Ricomincia la Formula 1. Che cosa ha in mente Bernie Ecclestone?

Francesco Vergani

Nemmeno è cominciato il campionato del mondo di Formula 1 2012 (comincia questo fine settimana, a Melbourne) e Bernie Ecclestone salta già alla conclusione, guarda avanti da dietro la sua frangetta argentata di splendido ottantunenne. Ottantunenne. Il magnate inglese detiene di fatto i diritti commerciali per lo sfruttamento del prodotto, fino al 2110. 2110. La sua prospettiva manageriale è dunque di lungo periodo.

    Nemmeno è cominciato il campionato del mondo di Formula 1 2012 (comincia questo fine settimana, a Melbourne) e Bernie Ecclestone salta già alla conclusione, guarda avanti da dietro la sua frangetta argentata di splendido ottantunenne. Ottantunenne. Il magnate inglese detiene di fatto i diritti commerciali per lo sfruttamento del prodotto, fino al 2110. 2110. La sua prospettiva manageriale è dunque di lungo periodo. Eufemismo. E gli sta stretto il mondo, figurarsi il Vecchio continente. Il futuro della F1 è lontano dall’Europa, sostiene da tempo Ecclestone o come lo chiamano tutti: Bernie. A proposito, c’è sempre un motivo per chiamarlo in causa, Bernie di qui Bernie di là, evocano il suo palleggiare un mappamondo gonfiabile da sdraiato sulla scrivania dell’ufficio; come fosse un grande dittatore. Fantasie alla Max Mosley a parte, in realtà lui è più espansionista che accentratore, è anzitutto il direttore di un circus che vuole piantare il tendone ovunque l’insediamento temporaneo frutti sempre più denaro (non solo al direttore).

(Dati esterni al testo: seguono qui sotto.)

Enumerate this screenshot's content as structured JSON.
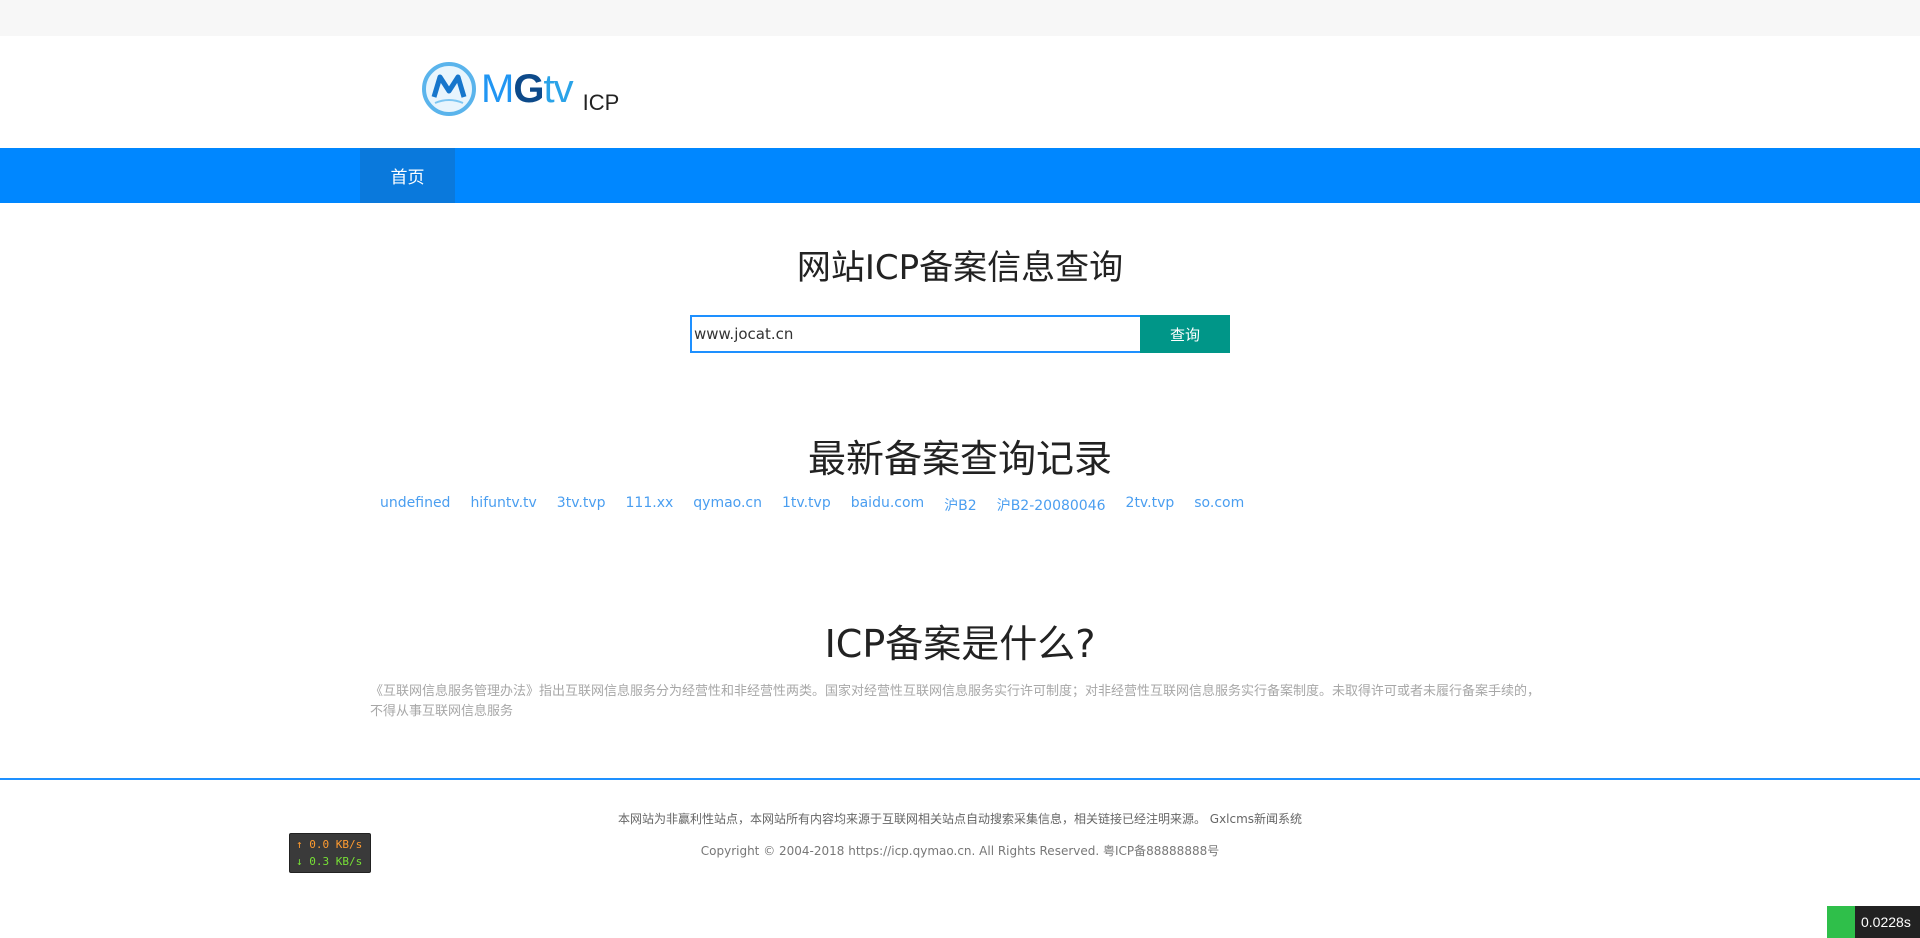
{
  "logo": {
    "brand_m": "M",
    "brand_g": "G",
    "brand_tv": "tv",
    "suffix": "ICP"
  },
  "nav": {
    "home": "首页"
  },
  "search": {
    "title": "网站ICP备案信息查询",
    "value": "www.jocat.cn",
    "button": "查询"
  },
  "recent": {
    "title": "最新备案查询记录",
    "items": [
      "undefined",
      "hifuntv.tv",
      "3tv.tvp",
      "111.xx",
      "qymao.cn",
      "1tv.tvp",
      "baidu.com",
      "沪B2",
      "沪B2-20080046",
      "2tv.tvp",
      "so.com"
    ]
  },
  "about": {
    "title": "ICP备案是什么?",
    "text": "《互联网信息服务管理办法》指出互联网信息服务分为经营性和非经营性两类。国家对经营性互联网信息服务实行许可制度；对非经营性互联网信息服务实行备案制度。未取得许可或者未履行备案手续的，不得从事互联网信息服务"
  },
  "footer": {
    "line1": "本网站为非赢利性站点，本网站所有内容均来源于互联网相关站点自动搜索采集信息，相关链接已经注明来源。  Gxlcms新闻系统",
    "line2": "Copyright © 2004-2018 https://icp.qymao.cn. All Rights Reserved.   粤ICP备88888888号"
  },
  "netspeed": {
    "up": "↑ 0.0 KB/s",
    "down": "↓ 0.3 KB/s"
  },
  "timer": {
    "value": "0.0228s"
  },
  "colors": {
    "nav": "#0087ff",
    "button": "#009688",
    "link": "#4a9ef0"
  }
}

    Lontano dall’Europa, la F1 batte e ribatte le piste del medio e dell’estremo oriente. Da quest’anno, poi, riscopre l’America. A novembre si disputa quel Gran premio degli Stati Uniti d’America che non si disputava dal 2007. Il nuovo Circuit of the Americas alla periferia di Austin, Texas, ospita il suo primo grande evento. Bernie cavalca questa e altre frontiere con sprezzo del pericolo e del ridicolo. Potendo, farebbe sfrecciare i bolidi per Manhattan. Si accontenterà di allestire un circuito cittadino da qualche parte, dall’altra parte dell’Hudson. Da bravo imbonitore, già trattava con il Campidoglio nel mentre rassicurava la Padania; annunciando al mondo che i bolidi sarebbero sfrecciati in Vaticano (vabbé, all’Eur). E pazienza se Roma non ha sorpassato Monza, né si è messa in scia. La formula di successo della F1 continua, nell’ordine: a esporre al mondo e al meglio marchi e prodotti, a ripagare profumatamente sponsor e fornitori, a intrattenere il pubblico.

    Ecco, per l’intrattenimento del pubblico, si può fare di più. Fosse per Bernie Ecclestone, si potrebbe far piovere, frenare lo sviluppo dell’aerodinamica che frena i sorpassi, si potrebbero allargare le piste, posizionare dei dossi rallentatori sulla via d’accesso ai box. Si può fare di tutto, per fare sbadigliare meno il telespettatore medio. A patto che il farlo convenga, economicamente. Il denaro, quello sì che non dorme mai, è la formula sposata dagli anni Ottanta, da un businessman fuori dal tempo (settantottenne, è tornato scapolo).